This repo is the final project of a SQL course.
The given subject was:
You’ve been contacted by TeamLikwid to migrate their old database to their new schema. They want you to:
- Create a .sql script that’ll create the new database schema
- Create a second script that’ll transfer data from the old DB to the new one
In addition, to make sure they still can access their data, they want you to show the queries + results for the followings:
- List every tournament for a given game name
- Given a game name, retrieve the average wage of the players
- List all tournament by place
- Get the number of players by gender
Here is the old database schema:
Here is the new schema
The old database schema wasn't well structured.
For example, the tournament
table contains information about the place where it is happening, but this information isn't related to a tournament, it relates to a place, that's why we created a new place
table in the new schema.
Another example is the staff
, player
and coach
table. They look pretty much the same, and all those people are employees. So we created a new table employee_data
where we store all the common data instead of putting them in the staff
, player
and coach
tables.
We kept those tables, but now, they only contain a primary key for their ID, a foreign key for their employee ID, and specific data if needed, like ranking
or game
for players.
This is also safer, because we can't add anyone into the staff
table for if they are not in the employee_data
table because of the use of foreign keys.

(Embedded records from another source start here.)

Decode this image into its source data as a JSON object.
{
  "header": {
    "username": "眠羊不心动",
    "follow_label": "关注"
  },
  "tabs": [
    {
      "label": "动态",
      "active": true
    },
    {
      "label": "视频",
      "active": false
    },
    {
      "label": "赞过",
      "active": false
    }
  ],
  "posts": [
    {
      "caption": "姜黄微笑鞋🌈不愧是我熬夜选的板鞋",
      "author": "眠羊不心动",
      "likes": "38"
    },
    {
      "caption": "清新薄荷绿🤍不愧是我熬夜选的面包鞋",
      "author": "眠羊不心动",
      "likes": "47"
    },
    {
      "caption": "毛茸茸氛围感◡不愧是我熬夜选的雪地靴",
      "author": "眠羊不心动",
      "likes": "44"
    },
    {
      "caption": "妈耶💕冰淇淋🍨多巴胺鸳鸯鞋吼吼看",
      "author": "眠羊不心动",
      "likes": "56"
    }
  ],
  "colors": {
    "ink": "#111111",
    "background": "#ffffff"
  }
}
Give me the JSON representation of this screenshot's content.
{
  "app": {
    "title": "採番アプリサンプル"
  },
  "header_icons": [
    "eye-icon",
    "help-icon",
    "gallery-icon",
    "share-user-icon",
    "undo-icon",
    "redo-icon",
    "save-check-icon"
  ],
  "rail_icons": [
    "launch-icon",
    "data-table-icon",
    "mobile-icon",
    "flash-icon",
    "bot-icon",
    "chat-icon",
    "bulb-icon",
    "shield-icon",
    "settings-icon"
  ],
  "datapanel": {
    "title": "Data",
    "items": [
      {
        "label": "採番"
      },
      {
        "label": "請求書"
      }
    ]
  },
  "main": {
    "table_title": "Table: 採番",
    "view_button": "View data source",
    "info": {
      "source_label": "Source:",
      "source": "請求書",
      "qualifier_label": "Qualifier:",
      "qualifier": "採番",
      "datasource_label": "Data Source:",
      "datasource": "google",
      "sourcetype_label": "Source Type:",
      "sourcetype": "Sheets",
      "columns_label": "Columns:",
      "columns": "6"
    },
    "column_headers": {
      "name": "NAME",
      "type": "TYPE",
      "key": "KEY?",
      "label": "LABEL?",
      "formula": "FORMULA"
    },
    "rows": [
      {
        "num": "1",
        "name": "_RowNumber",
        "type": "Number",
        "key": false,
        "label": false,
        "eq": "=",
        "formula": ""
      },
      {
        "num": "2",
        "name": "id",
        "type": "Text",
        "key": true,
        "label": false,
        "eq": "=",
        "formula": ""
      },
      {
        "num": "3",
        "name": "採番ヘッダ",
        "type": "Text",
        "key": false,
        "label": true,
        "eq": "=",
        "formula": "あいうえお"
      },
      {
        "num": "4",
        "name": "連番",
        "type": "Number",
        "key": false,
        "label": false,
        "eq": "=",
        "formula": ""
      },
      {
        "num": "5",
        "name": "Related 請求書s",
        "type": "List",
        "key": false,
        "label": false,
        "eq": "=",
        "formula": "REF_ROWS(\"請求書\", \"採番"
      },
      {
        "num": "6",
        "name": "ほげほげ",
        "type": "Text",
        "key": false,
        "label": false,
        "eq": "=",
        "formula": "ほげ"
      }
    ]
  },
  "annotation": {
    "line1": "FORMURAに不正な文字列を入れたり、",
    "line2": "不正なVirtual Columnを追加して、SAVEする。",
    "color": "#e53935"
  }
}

Another use of foreign keys which was not possible with the old schema, in the new tournament
table we can only add a tournament with a place which is in the place
table because we are using the place
primary key as a foreign key in the tournament
table. So inserting a new tournament with an IdPlace
that does not exist will result in an error and the tournament will not be inserted because it does not meet the foreign key constraint
You need to have sqlite3 installed.
In the same directory of the old database, in a terminal run this command to create an empty database
sqlite3 newdb.db "VACUUM;"
Run this command to initialize the new database with the new schema
sqlite3 newdb.db < db_init.sql
And then run this command to migrate data from the old database to the new one
sqlite3 tpb2.db < migrate.sql
You need to have Python installed.
Run this command to launch the script
python main.py
or
python3 main.py
In this sqlite script, we initialize the new database with the new schema.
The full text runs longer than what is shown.